Reporting published by CNN this week chronicles Donald Trump’s defense of Douglass Mackey, a Trump supporter convicted of election interference with a well-known history of posting racist, antisemitic, Islamophobic, and homophobic content online.
Donald Trump has a long history of racism, xenophobia, and discrimination. Trump’s 2016 campaign infamously refused to denounce the public support of white supremacists like David Duke and Richard Spencer.
CNN: Trump defends former influencer convicted of election interference who has racist, antisemitic past
By Andrew Kaczynski, Allison Gordon, and Em Steck
Key Takeaways:
- In a video posted by his campaign in early December, Trump blasted President Joe Biden for allegedly trampling on the First Amendment rights of Douglass Mackey, a longtime supporter of the former president who ran an anonymous, notorious Twitter account in 2016.
- Mackey, however, was under federal investigation for conspiracy to suppress votes in the 2016 presidential election during Trump’s administration. Mackey was charged seven days after Biden took office and convicted earlier this year. He was sentenced to seven months in prison but is currently out pending an appeal of his case.
- Mackey’s Twitter account at the time featured a slew of hateful content and he was ranked as 107th in a list of “election influencers” in the run-up to the 2016 election, according to an analysis conducted by the MIT Media Lab.
- On Twitter, Mackey had regularly shared racist caricatures of people of color, amplified demeaning stereotypes and belittled entire groups with racial slurs. He used the N-word in multiple posts, and he described Black people as “feral.”
- One post, for example, included a comment about decorating a cake with a Jewish slur, a reference to putting Jews in gas chambers and praise for Hitler.
- In another post, he hinted at retribution for Jewish Americans if Trump won the presidency in 2016.
- “The jews fear that Donald Trump is Hitler because they know that they have done great evil in America.

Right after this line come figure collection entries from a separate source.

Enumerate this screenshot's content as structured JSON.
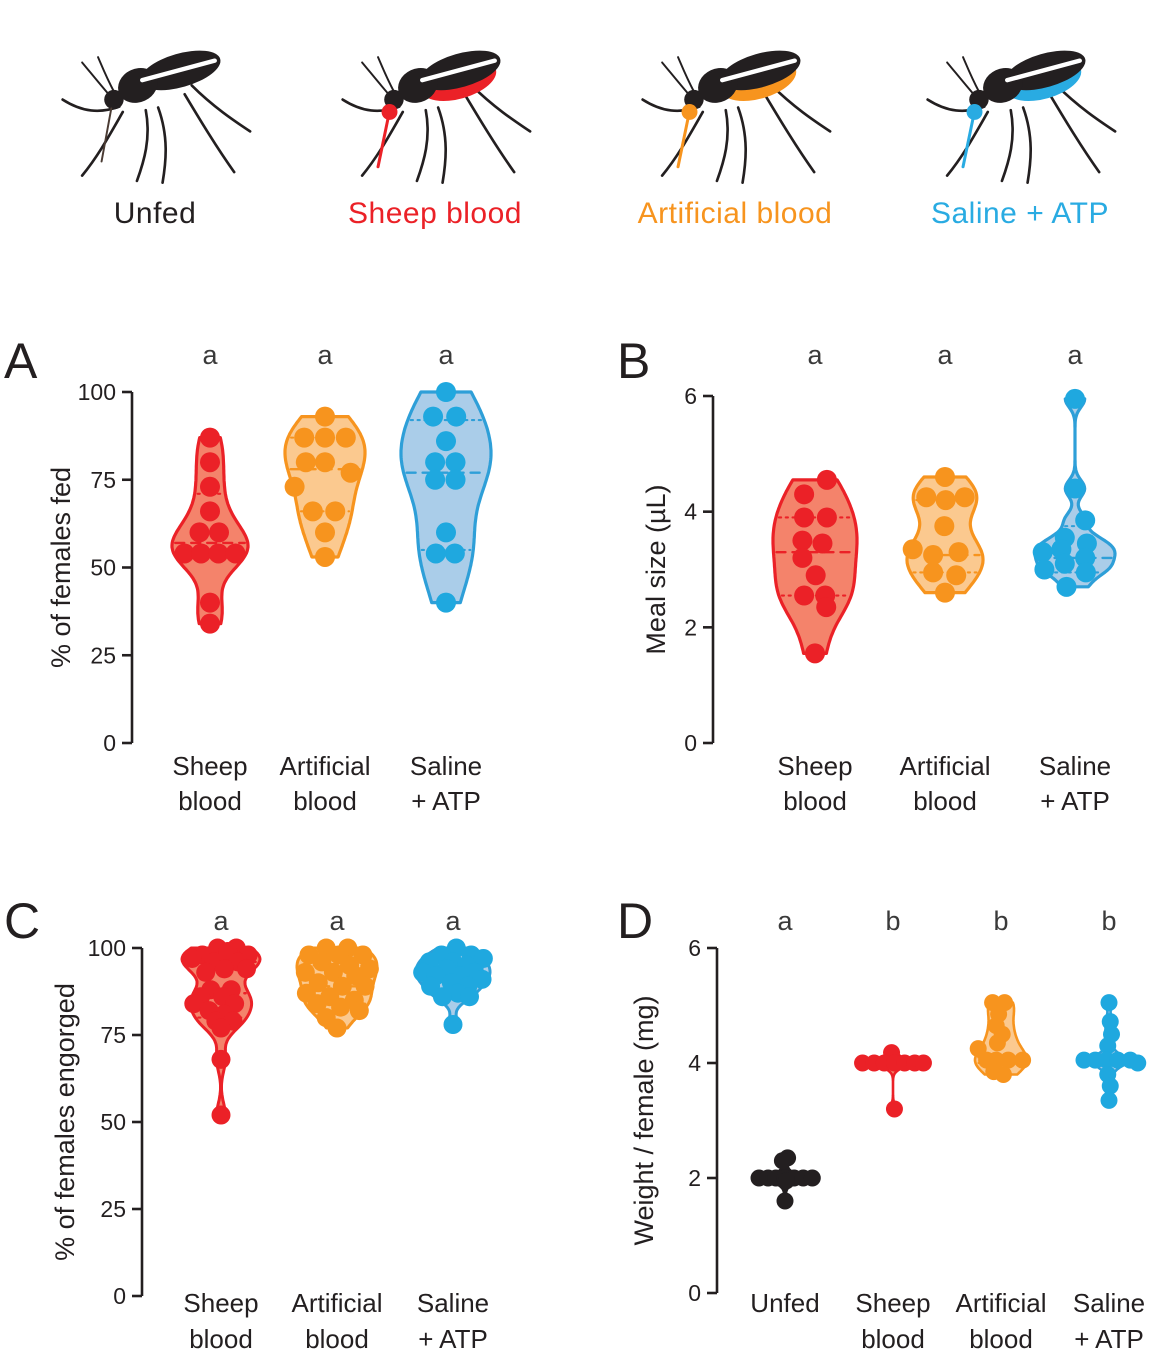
{
  "legend": {
    "items": [
      {
        "label": "Unfed",
        "color": "#231F20",
        "fed": false
      },
      {
        "label": "Sheep blood",
        "color": "#EB2127",
        "fed": true
      },
      {
        "label": "Artificial blood",
        "color": "#F7941E",
        "fed": true
      },
      {
        "label": "Saline + ATP",
        "color": "#29ABE2",
        "fed": true
      }
    ]
  },
  "colors": {
    "black": {
      "stroke": "#231F20",
      "fill": "#231F20",
      "point": "#231F20"
    },
    "red": {
      "stroke": "#EB2127",
      "fill": "#F4836B",
      "point": "#EB2127"
    },
    "orange": {
      "stroke": "#F7941E",
      "fill": "#FBC98F",
      "point": "#F7941E"
    },
    "blue": {
      "stroke": "#2E9FD8",
      "fill": "#AACDE9",
      "point": "#1FA8DF"
    },
    "axis": "#231F20",
    "sig": "#3A3A3A",
    "text": "#231F20"
  },
  "chart_data": [
    {
      "panel": "A",
      "type": "violin-scatter",
      "ylabel": "% of females fed",
      "ylim": [
        0,
        100
      ],
      "yticks": [
        0,
        25,
        50,
        75,
        100
      ],
      "categories": [
        [
          "Sheep",
          "blood"
        ],
        [
          "Artificial",
          "blood"
        ],
        [
          "Saline",
          "+ ATP"
        ]
      ],
      "sig_letters": [
        "a",
        "a",
        "a"
      ],
      "series": [
        {
          "name": "Sheep blood",
          "color_key": "red",
          "median": 57,
          "q1": 53,
          "q3": 71,
          "points": [
            [
              0,
              87
            ],
            [
              0,
              80
            ],
            [
              0,
              73
            ],
            [
              0,
              66
            ],
            [
              -0.35,
              60
            ],
            [
              0.3,
              60
            ],
            [
              -0.85,
              54
            ],
            [
              -0.3,
              54
            ],
            [
              0.28,
              54
            ],
            [
              0.85,
              54
            ],
            [
              0,
              40
            ],
            [
              0,
              34
            ]
          ]
        },
        {
          "name": "Artificial blood",
          "color_key": "orange",
          "median": 78,
          "q1": 66,
          "q3": 87,
          "points": [
            [
              0,
              93
            ],
            [
              -0.65,
              87
            ],
            [
              0,
              87
            ],
            [
              0.65,
              87
            ],
            [
              -0.6,
              80
            ],
            [
              0,
              80
            ],
            [
              0.8,
              77
            ],
            [
              -0.95,
              73
            ],
            [
              -0.38,
              66
            ],
            [
              0.32,
              66
            ],
            [
              0,
              60
            ],
            [
              0,
              53
            ]
          ]
        },
        {
          "name": "Saline + ATP",
          "color_key": "blue",
          "median": 77,
          "q1": 55,
          "q3": 92,
          "points": [
            [
              0,
              100
            ],
            [
              -0.38,
              93
            ],
            [
              0.3,
              93
            ],
            [
              0,
              86
            ],
            [
              -0.32,
              80
            ],
            [
              0.28,
              80
            ],
            [
              -0.32,
              75
            ],
            [
              0.28,
              75
            ],
            [
              0,
              60
            ],
            [
              -0.3,
              54
            ],
            [
              0.26,
              54
            ],
            [
              0,
              40
            ]
          ]
        }
      ]
    },
    {
      "panel": "B",
      "type": "violin-scatter",
      "ylabel": "Meal size (µL)",
      "ylim": [
        0,
        6
      ],
      "yticks": [
        0,
        2,
        4,
        6
      ],
      "categories": [
        [
          "Sheep",
          "blood"
        ],
        [
          "Artificial",
          "blood"
        ],
        [
          "Saline",
          "+ ATP"
        ]
      ],
      "sig_letters": [
        "a",
        "a",
        "a"
      ],
      "series": [
        {
          "name": "Sheep blood",
          "color_key": "red",
          "median": 3.3,
          "q1": 2.55,
          "q3": 3.9,
          "points": [
            [
              0.35,
              4.55
            ],
            [
              -0.32,
              4.3
            ],
            [
              -0.32,
              3.9
            ],
            [
              0.35,
              3.9
            ],
            [
              -0.37,
              3.5
            ],
            [
              0.22,
              3.45
            ],
            [
              -0.37,
              3.2
            ],
            [
              0.02,
              2.9
            ],
            [
              -0.32,
              2.55
            ],
            [
              0.3,
              2.55
            ],
            [
              0.33,
              2.35
            ],
            [
              0,
              1.55
            ]
          ]
        },
        {
          "name": "Artificial blood",
          "color_key": "orange",
          "median": 3.25,
          "q1": 2.95,
          "q3": 4.2,
          "points": [
            [
              0,
              4.6
            ],
            [
              -0.55,
              4.25
            ],
            [
              0.02,
              4.2
            ],
            [
              0.58,
              4.25
            ],
            [
              -0.02,
              3.75
            ],
            [
              -0.95,
              3.35
            ],
            [
              -0.35,
              3.25
            ],
            [
              0.4,
              3.3
            ],
            [
              -0.35,
              2.95
            ],
            [
              0.33,
              2.9
            ],
            [
              0,
              2.6
            ]
          ]
        },
        {
          "name": "Saline + ATP",
          "color_key": "blue",
          "median": 3.2,
          "q1": 2.95,
          "q3": 3.75,
          "points": [
            [
              0,
              5.95
            ],
            [
              0,
              4.4
            ],
            [
              0.3,
              3.85
            ],
            [
              -0.3,
              3.55
            ],
            [
              0.35,
              3.45
            ],
            [
              -0.4,
              3.35
            ],
            [
              -0.95,
              3.3
            ],
            [
              0.3,
              3.2
            ],
            [
              -0.3,
              3.1
            ],
            [
              -0.9,
              3.0
            ],
            [
              0.32,
              2.95
            ],
            [
              -0.25,
              2.7
            ]
          ]
        }
      ]
    },
    {
      "panel": "C",
      "type": "violin-scatter",
      "ylabel": "% of females engorged",
      "ylim": [
        0,
        100
      ],
      "yticks": [
        0,
        25,
        50,
        75,
        100
      ],
      "categories": [
        [
          "Sheep",
          "blood"
        ],
        [
          "Artificial",
          "blood"
        ],
        [
          "Saline",
          "+ ATP"
        ]
      ],
      "sig_letters": [
        "a",
        "a",
        "a"
      ],
      "series": [
        {
          "name": "Sheep blood",
          "color_key": "red",
          "median": 87,
          "q1": 80,
          "q3": 96,
          "points": [
            [
              -0.1,
              100
            ],
            [
              0.45,
              100
            ],
            [
              0.2,
              99
            ],
            [
              -0.55,
              98
            ],
            [
              0.8,
              98
            ],
            [
              -0.85,
              97
            ],
            [
              -0.2,
              96
            ],
            [
              0.5,
              96
            ],
            [
              0.1,
              94
            ],
            [
              0.75,
              94
            ],
            [
              -0.45,
              93
            ],
            [
              -0.3,
              88
            ],
            [
              0.3,
              88
            ],
            [
              -0.6,
              86
            ],
            [
              0.05,
              86
            ],
            [
              -0.8,
              84
            ],
            [
              0.4,
              84
            ],
            [
              -0.35,
              82
            ],
            [
              0.1,
              81
            ],
            [
              -0.15,
              79
            ],
            [
              0.35,
              79
            ],
            [
              0,
              77
            ],
            [
              0,
              68
            ],
            [
              0,
              52
            ]
          ]
        },
        {
          "name": "Artificial blood",
          "color_key": "orange",
          "median": 89,
          "q1": 84,
          "q3": 95,
          "points": [
            [
              -0.3,
              100
            ],
            [
              0.3,
              100
            ],
            [
              -0.78,
              98
            ],
            [
              0.05,
              98
            ],
            [
              0.72,
              98
            ],
            [
              -0.42,
              96
            ],
            [
              0.35,
              95
            ],
            [
              0.9,
              94
            ],
            [
              -0.88,
              93
            ],
            [
              -0.1,
              93
            ],
            [
              0.52,
              92
            ],
            [
              -0.52,
              90
            ],
            [
              0.15,
              89
            ],
            [
              0.78,
              89
            ],
            [
              -0.85,
              87
            ],
            [
              -0.2,
              86
            ],
            [
              0.48,
              85
            ],
            [
              -0.55,
              84
            ],
            [
              0.1,
              83
            ],
            [
              0.62,
              82
            ],
            [
              -0.3,
              80
            ],
            [
              0,
              77
            ]
          ]
        },
        {
          "name": "Saline + ATP",
          "color_key": "blue",
          "median": 91,
          "q1": 87,
          "q3": 94,
          "points": [
            [
              0.1,
              100
            ],
            [
              -0.35,
              98
            ],
            [
              0.55,
              98
            ],
            [
              0.92,
              97
            ],
            [
              -0.72,
              96
            ],
            [
              0,
              96
            ],
            [
              0.42,
              95
            ],
            [
              -0.2,
              94
            ],
            [
              -0.92,
              93
            ],
            [
              0.65,
              93
            ],
            [
              0.22,
              92
            ],
            [
              -0.52,
              92
            ],
            [
              0.88,
              91
            ],
            [
              -0.05,
              90
            ],
            [
              0.45,
              89
            ],
            [
              -0.68,
              89
            ],
            [
              0.15,
              87
            ],
            [
              -0.32,
              86
            ],
            [
              0.5,
              86
            ],
            [
              0,
              78
            ]
          ]
        }
      ]
    },
    {
      "panel": "D",
      "type": "violin-scatter",
      "ylabel": "Weight / female (mg)",
      "ylim": [
        0,
        6
      ],
      "yticks": [
        0,
        2,
        4,
        6
      ],
      "categories": [
        [
          "Unfed"
        ],
        [
          "Sheep",
          "blood"
        ],
        [
          "Artificial",
          "blood"
        ],
        [
          "Saline",
          "+ ATP"
        ]
      ],
      "sig_letters": [
        "a",
        "b",
        "b",
        "b"
      ],
      "series": [
        {
          "name": "Unfed",
          "color_key": "black",
          "median": 2.0,
          "q1": 1.95,
          "q3": 2.05,
          "points": [
            [
              0.1,
              2.35
            ],
            [
              -0.1,
              2.3
            ],
            [
              -1.0,
              2.0
            ],
            [
              -0.65,
              2.0
            ],
            [
              -0.35,
              2.0
            ],
            [
              0,
              2.0
            ],
            [
              0.35,
              2.0
            ],
            [
              0.7,
              2.0
            ],
            [
              1.05,
              2.0
            ],
            [
              0.05,
              1.95
            ],
            [
              0,
              1.6
            ]
          ]
        },
        {
          "name": "Sheep blood",
          "color_key": "red",
          "median": 4.0,
          "q1": 4.0,
          "q3": 4.0,
          "points": [
            [
              -0.05,
              4.18
            ],
            [
              -1.05,
              4.0
            ],
            [
              -0.65,
              4.0
            ],
            [
              -0.3,
              4.0
            ],
            [
              0.05,
              4.0
            ],
            [
              0.4,
              4.0
            ],
            [
              0.75,
              4.0
            ],
            [
              1.05,
              4.0
            ],
            [
              0.05,
              3.2
            ]
          ]
        },
        {
          "name": "Artificial blood",
          "color_key": "orange",
          "median": 4.1,
          "q1": 4.0,
          "q3": 4.6,
          "points": [
            [
              -0.35,
              5.05
            ],
            [
              0.15,
              5.05
            ],
            [
              -0.1,
              4.85
            ],
            [
              -0.2,
              4.65
            ],
            [
              0.05,
              4.5
            ],
            [
              -0.15,
              4.35
            ],
            [
              -0.95,
              4.25
            ],
            [
              -0.6,
              4.05
            ],
            [
              -0.2,
              4.05
            ],
            [
              0.3,
              4.05
            ],
            [
              0.9,
              4.05
            ],
            [
              -0.3,
              3.85
            ],
            [
              0.1,
              3.8
            ]
          ]
        },
        {
          "name": "Saline + ATP",
          "color_key": "blue",
          "median": 4.05,
          "q1": 3.95,
          "q3": 4.3,
          "points": [
            [
              0,
              5.05
            ],
            [
              0.05,
              4.72
            ],
            [
              0.1,
              4.5
            ],
            [
              -0.05,
              4.3
            ],
            [
              -1.0,
              4.05
            ],
            [
              -0.55,
              4.05
            ],
            [
              -0.1,
              4.05
            ],
            [
              0.35,
              4.05
            ],
            [
              0.85,
              4.05
            ],
            [
              1.15,
              4.0
            ],
            [
              -0.05,
              3.8
            ],
            [
              0.05,
              3.6
            ],
            [
              0,
              3.35
            ]
          ]
        }
      ]
    }
  ]
}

They fear justice will be done,” he wrote in December 2015.
- CNN reviewed Mackey’s tweets on the Internet Archive Way Back Machine and Archive Today, but is sharing only a small subset of them due to their nature.
- In an interview with Tucker Carlson last month, Mackey described the content of his Twitter account as “pro-Trump, memes, jokes, all kinds of links, that kind of thing.”
- Jared Holt, an expert on extremism at the Institute for Strategic Dialogue, said Mackey’s popularity online was largely attributable to his peddling of hateful content.
- “Mackey deliberately escorted unfettered White supremacy and antisemitism into the online space surrounding the Trump 2016 campaign,” Holt told CNN.
- “That Trump and his allies have turned Mackey into a martyr is disgraceful, and the complete indifference his supporters have shown to championing a hate-monger is concerning,” Holt said. “The ease at which Mackey has been falsely portrayed as a simple, well-meaning man makes me worry that there is no sort of gatekeeping or self-enforcement happening in the Trump movement anymore.”